63 Oral - Cell Division and Cell Growth
Friday April 08, 9:15 AM - 9:30 AM

Cell-surface proteomic profiling identifies key regulators in epithelial cell competition


Authors:
Ke Li 1,2; Juan Oses-Prieto 2; Alma Burlingame 2; Lily Yeh Jan 1,2; Yuh Nung Jan 1,2

Affiliations:
1) Howard Hughes Medical Institute; 2) University of California, San Francisco

Keywords:
s. cell competition; t. cell junctions and adhesion

Cell competition defines an evolutionarily conserved, cell-cell interaction mechanism by which more fit cells (“winners”) eliminate and replace suboptimal cells (“losers”). One classic example is wild-type cells eliminating the adjacent cells bearing mutated or reduced ribosomal protein genes (Rp), emphasizing the significance of the cell-surface interaction between competing populations. Despite recent progress in identifying intracellular molecular events underlying cell competition, little is known regarding how distinct cell populations recognize and compare their relative fitness. Moreover, although mechanical forces have been proposed to regulate cell competition, the components mediating mechanical responses remain elusive. Given the particular interests in the competing interface, we labeled proteins on winner and loser cell surfaces in a spatiotemporal-specific manner and created a quantitative profile using a multiplexed proteomics approach. Using clonal knockdown of Rp in imaginal epithelia, we find ~250 and ~500 proteins are significantly enriched in winner and loser surface proteomes, respectively. Consistent with previous findings, we find autophagy-related proteins are enriched in loser cells, whereas engulfment-related proteins are overrepresented in winner cells.
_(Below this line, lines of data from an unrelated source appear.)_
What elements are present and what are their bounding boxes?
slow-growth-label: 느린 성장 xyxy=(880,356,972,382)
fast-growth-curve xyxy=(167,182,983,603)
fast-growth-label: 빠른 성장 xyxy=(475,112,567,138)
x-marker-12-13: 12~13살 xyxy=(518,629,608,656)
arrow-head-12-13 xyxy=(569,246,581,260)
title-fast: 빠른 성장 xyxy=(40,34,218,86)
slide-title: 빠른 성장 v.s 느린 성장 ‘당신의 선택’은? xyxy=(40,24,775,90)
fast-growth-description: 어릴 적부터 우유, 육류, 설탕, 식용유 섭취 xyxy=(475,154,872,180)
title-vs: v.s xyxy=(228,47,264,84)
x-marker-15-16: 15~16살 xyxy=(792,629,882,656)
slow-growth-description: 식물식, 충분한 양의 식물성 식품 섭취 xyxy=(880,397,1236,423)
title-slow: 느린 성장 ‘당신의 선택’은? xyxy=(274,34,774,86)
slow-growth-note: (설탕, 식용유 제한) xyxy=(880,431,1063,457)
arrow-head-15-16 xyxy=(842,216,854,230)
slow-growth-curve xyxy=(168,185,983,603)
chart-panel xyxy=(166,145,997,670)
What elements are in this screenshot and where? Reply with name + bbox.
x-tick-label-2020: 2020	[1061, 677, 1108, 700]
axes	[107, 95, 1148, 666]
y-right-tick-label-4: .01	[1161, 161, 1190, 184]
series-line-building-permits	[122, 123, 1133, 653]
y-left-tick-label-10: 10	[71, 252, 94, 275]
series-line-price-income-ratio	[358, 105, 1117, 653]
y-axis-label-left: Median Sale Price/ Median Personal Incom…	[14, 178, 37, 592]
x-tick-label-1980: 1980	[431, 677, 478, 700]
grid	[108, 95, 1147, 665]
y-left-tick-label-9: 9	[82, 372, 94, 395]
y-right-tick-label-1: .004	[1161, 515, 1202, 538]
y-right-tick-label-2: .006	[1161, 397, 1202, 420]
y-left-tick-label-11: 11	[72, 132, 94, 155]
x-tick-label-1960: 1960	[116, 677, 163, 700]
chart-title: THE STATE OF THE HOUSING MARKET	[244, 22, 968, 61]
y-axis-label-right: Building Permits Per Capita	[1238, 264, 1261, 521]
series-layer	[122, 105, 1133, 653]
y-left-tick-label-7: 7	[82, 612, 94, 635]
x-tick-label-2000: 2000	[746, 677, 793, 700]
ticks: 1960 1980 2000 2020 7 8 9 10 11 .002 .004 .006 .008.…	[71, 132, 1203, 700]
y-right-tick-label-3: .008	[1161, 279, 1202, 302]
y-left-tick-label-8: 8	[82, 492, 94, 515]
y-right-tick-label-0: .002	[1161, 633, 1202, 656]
Remarkably, our proteomics data indicates wild-type cells have lower levels of non-muscle myosin expression compared to cells with reduced Rp. Wild-type cells indeed have reduced junctional tension, and restoring junctional tension suppresses cell competition. Interestingly, mechanosensitive channels are highlighted in the winner cells, coincident with their higher calcium signaling. Our results further demonstrate that mechanical stress is required for cell competition, identifying candidate genes mediating mechanical sensing. Efforts are currently underway to perform a proteome-instructed screen to identify novel regulators of cell competition and these results will also be presented.